Maxproof

Posted by ilreb 5 days ago

Comments

Comment by daquisu 5 days ago

"I thought it was interesting and a bit underappreciated that the fraction of gold medalists at the 2025 IMO (72/630 = 11.4%) is the highest it’s been since 1981.

Crudely, IMO gold medals are awarded to the highest-scoring 1/12 of contestants.1 However, because scores are integers up to 42 and there’s no provision for tiebreaking, it’s possible for a lot of contestants to be tied around the threshold. In that case, either all of them get a gold medal or none do, and the fraction of gold medalists might deviate substantially from 1/12. That’s what happened this year: 46 contestants all won a gold medal by scoring exactly 35 points.

In fact, bizarrely, 35 is the mode of the scores this year; the last time the modal score was a gold medal score was in 1994. And, of course, 35 is the same score claimed by AI systems from Google, OpenAI, and others."

From https://blog.vero.site/post/imo-2025

Comment by quibono 5 days ago

I was under the impression that IMO is conducted in an official "exam" capacity, on site and in a very formal setting. So I find it hard to believe _direct_ LLM usage would be a factor Then again - it very well could be a factor in the training and preparation? I imagine "Write me a prep document for the IMO" will surface all kinds of interesting things from the training set.

Comment by quietbritishjim 5 days ago

> And, of course, 35 is the same score claimed by AI systems from Google, OpenAI, and others.

This is the part of the quote your6 replying about.

You seemed to take "of course" as an implication that the contestants used LLMs, and that's why they got the same score as the LLMs.

I took it to mean: since this was the modal score, there seemed to be 35 points worth of significantly easier answers (relatively speaking) than the remaining points, so it's not a surprise that LLMs got the same easier bits right. (Though I doubt all contestants got their points on exactly the same answers.)

But it's certainly unclear what exactly the author meant.

Comment by daquisu 4 days ago

Later in the same blog post, the author says:

> We can also consider the IMO 2025 problems individually. In the Epoch AI newsletter, Greg Burnham combines a subjective analysis with Evan Chen’s MOHS ratings to argue that the first five problems at IMO 2025 were unusually easy and the sixth was unusually hard, so it’s not surprising that the first five problems were exactly the ones solved by these AIs. Though I’m not sure the MOHS scale is rigorous enough to make sense as the x-axis of a bar chart it’s easy to corroborate the high-level story with the official IMO statistics. Based on average scores, this year’s Problem 6 was the fourth hardest and its Problem 3 was by far the easiest of all Problem 3s and 6s since 2000.

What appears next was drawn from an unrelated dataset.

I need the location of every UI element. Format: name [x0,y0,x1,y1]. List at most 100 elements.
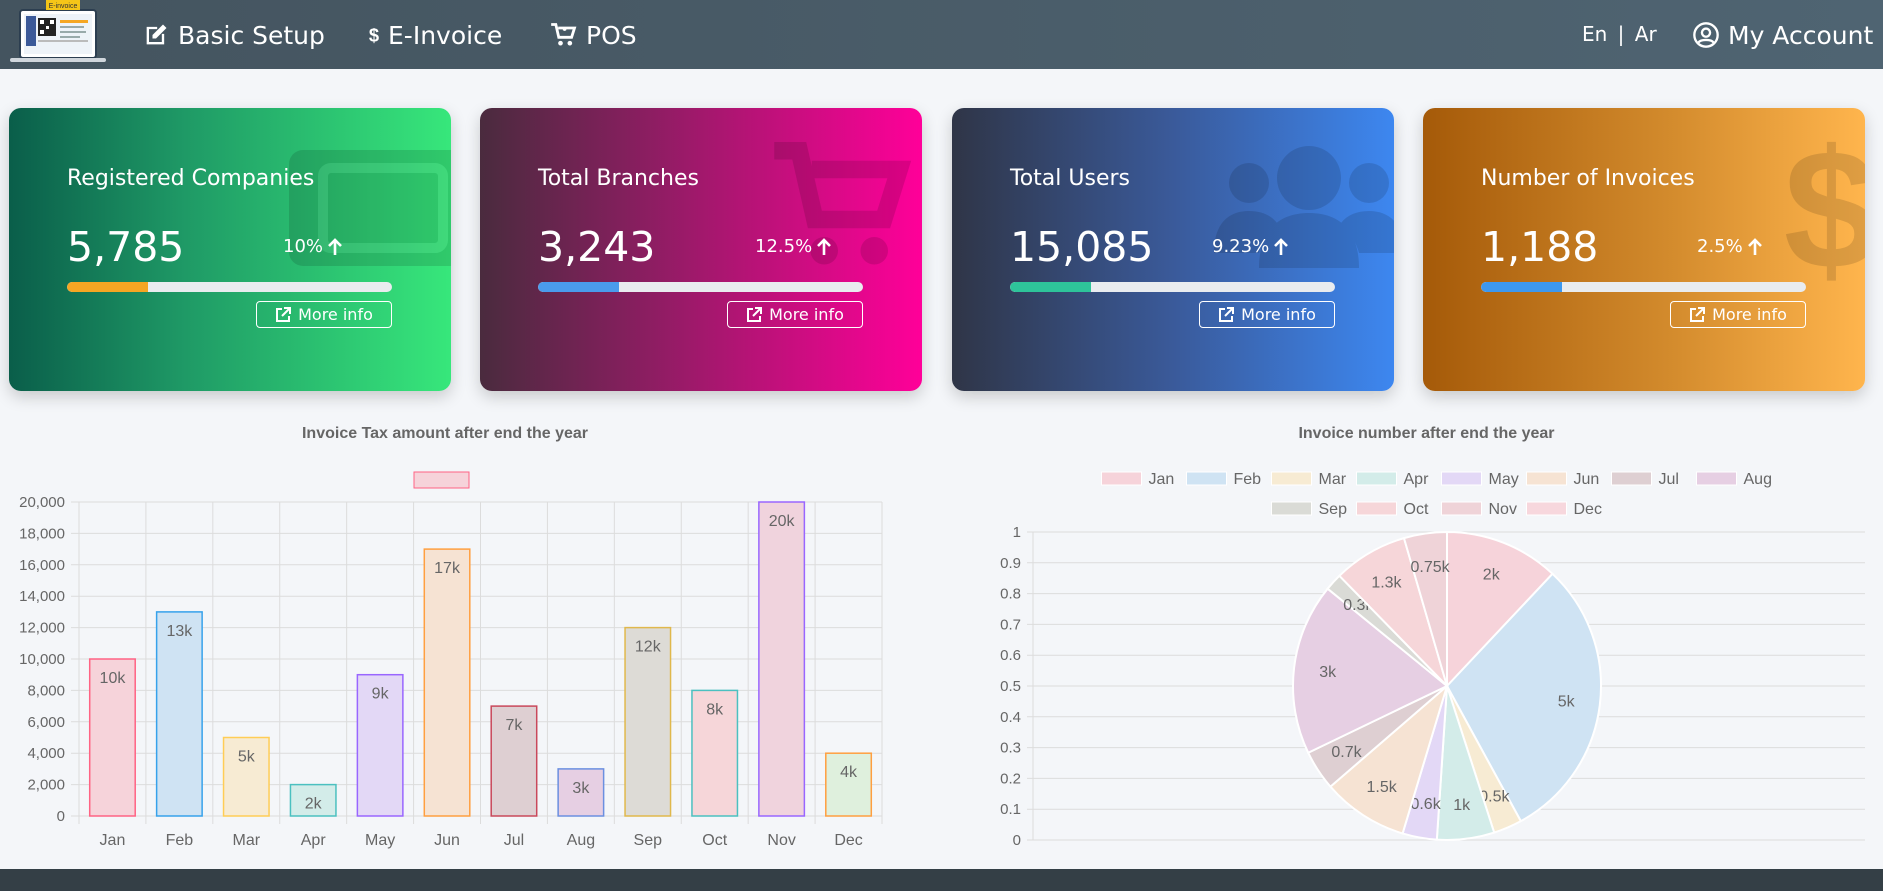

In the linked MaxProof paper, in the section "6.3.1. Per-Problem Analysis" it shows the same behavior: 7/7 in the first 5 problems, 0/7 in the last problem.

Comment by dooglius 5 days ago

This is not bizarre, it's a reflection of how the IMO is scored: 6 questions with scores from 0-7 but partial credit is rare. It's really a score of 5/6.

Comment by gus_massa 4 days ago

> Partial credit is rare

It's not rare at all. I can't find the 2026 results, but here are the 2025 ones.

https://www.imo-official.org/results/individual/year/2025/

The top of the table is full of 7 and the bottom is full of 0, but in the middle there are a lot of intermediate points. It's not uncommon "7 ? 0 7 ? 0" because the 1st and 4th are usually the easiest and the 3rd and 6th the hardest. But there are a of of other combinations due to stupid mistakes and lucky solutions and different personal styles/preferences that make some problems easier/harder for each contestant.

Comment by dooglius 4 days ago

You're right, it's less uncommon than I recalled, and thanks for the source. But I don't think that 35/42 is suspicious/bizarre, and it does look like the 5x7 scores make up the bulk of the 35s.

Comment by gus_massa 4 days ago

I agree. If 6 was too hard and 3 "easy", then it would be common to get 777770.

Comment by pfannl 5 days ago

The real AGI test is apparently not solving the IMO, but getting caught in the same scoring traffic jam as 46 teenagers.